There are, of course, numerous downsides and these are well known. Neither the first nor the second democratic dispensation post Musharraf could safeguard the full tenure of the prime minister. The process of removing the military accretions to the Constitution did not go far enough: two features that General Zia introduced that elected representatives have qualities of the Prophet – be righteous and truthful – were used to fell Nawaz Sharif in 2017.

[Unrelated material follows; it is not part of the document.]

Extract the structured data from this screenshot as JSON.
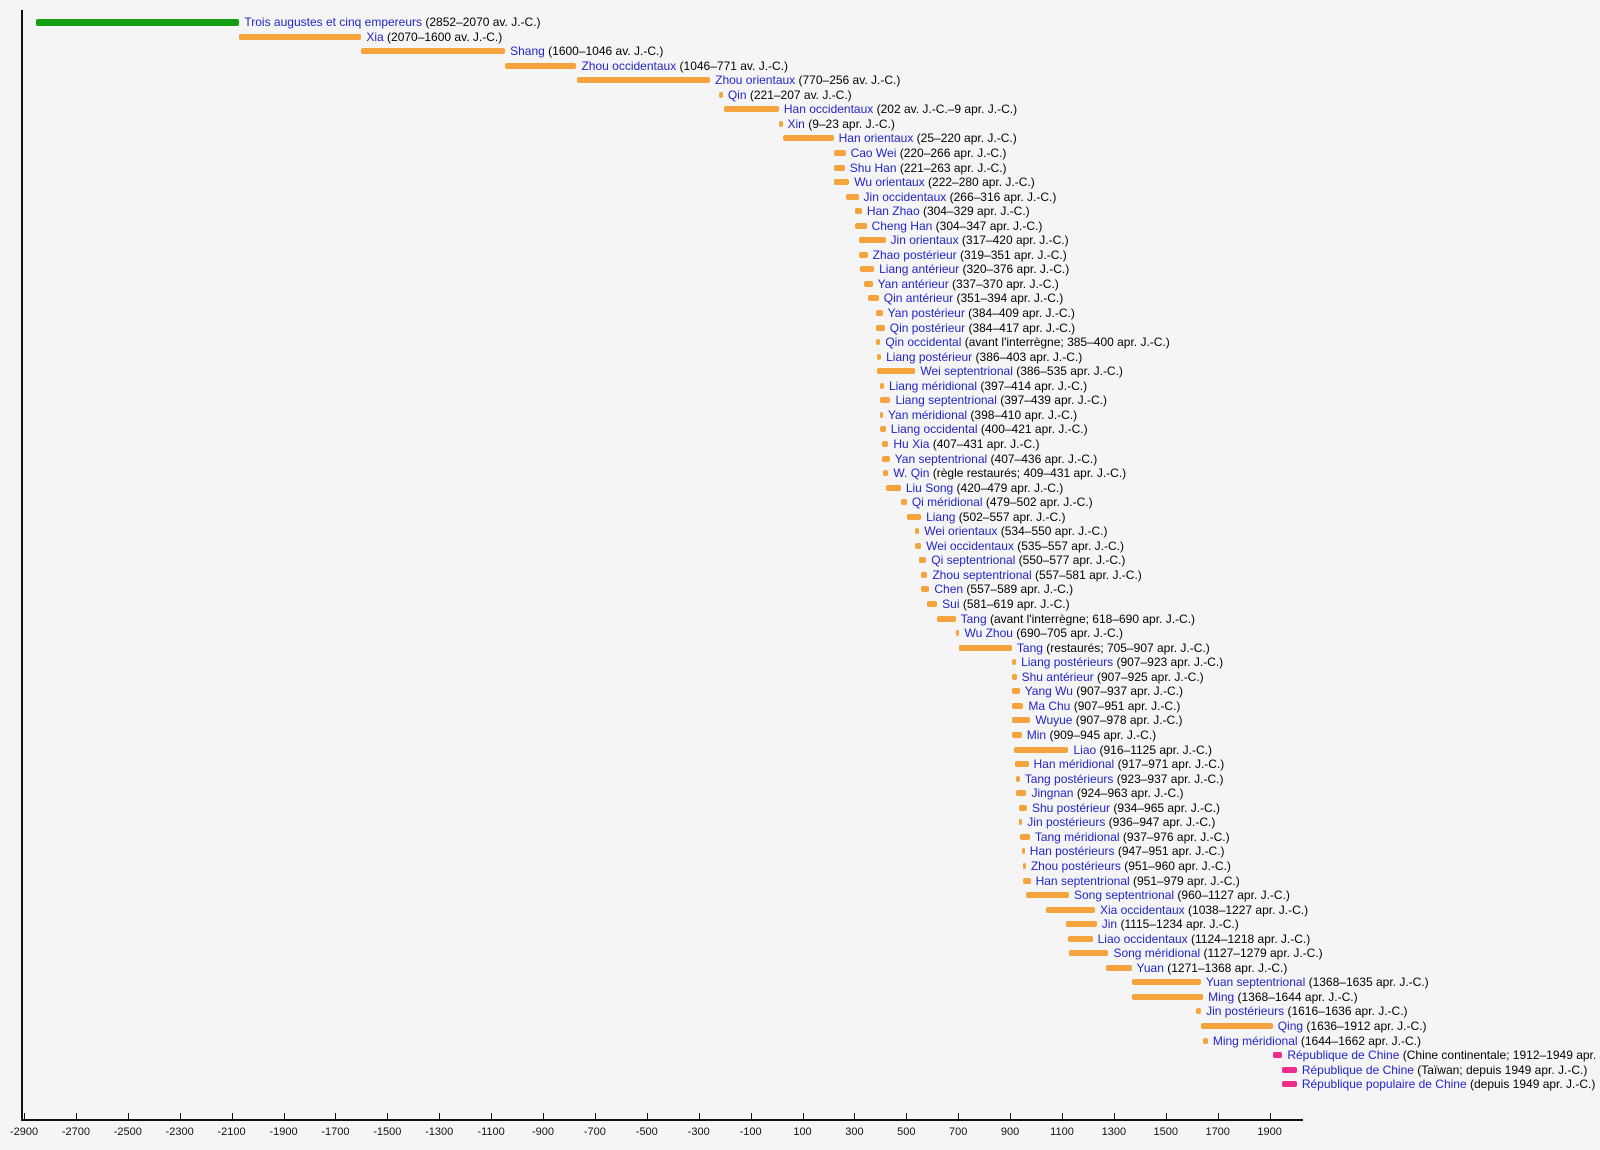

Nevertheless, the upsides too are numerous. The Pakistan army has received the bulk of the credit post 2014 for the campaign in the tribal areas against the Taliban. But some credit should devolve on Nawaz Sharif too. For instance, the difficult decision of implementing the death penalty of Mumtaz Qadri – the body-guard-turned-assassin of the Punjab governor. Similarly, the political class was able to unite and pass the 18th Amendment of the Constitution that reversed many legacies of military dictatorship and strengthened its federal features. Most surprising of all, Nawaz Sharif and his party, after his ouster, have displayed a pattern of behaviour not characteristic of politicians cowed down by the military. There was no slinking to on exile or the quick formation of a king’s party loyal only to the army. Instead, by converting his ouster into a narrative of victimhood at the hands of the Establishment, Pakistan’s civil-military conundrum has been turned into an election issue. Obviously, while the path to the future will not be a simple linear process, evidently some things in Pakistan are different and Pakistan is changing.
But to return to Marker and Pakistan’s flawed strategies of the 1970s and 1990s: will internal change in Pakistan reflect itself in external policy also? For us in the outside, this is really the issue however much we may find engrossing the dynamics of political and social change in Pakistan. But this is the area where the disquieting signs predominate – the bluster of the generals, the near swagger about the strategic alliance with China, the political mainstreaming of extremists and terrorists, the triumphalism on the deterioration in Afghanistan and, finally, the revanchism with regard to India.
These areas will constitute the litmus tests for real change, and here the grounds of optimism are demonstrably less implying that for the foreseeable future the issues that we will have to engage with will remain generally static. In policy terms, this presents the recurrent dilemma of choosing from generally unattractive options while having to package the policy differently. That said, no government has had the luxury of not going down this path and choose we will have to as Pakistan’s next government takes shape.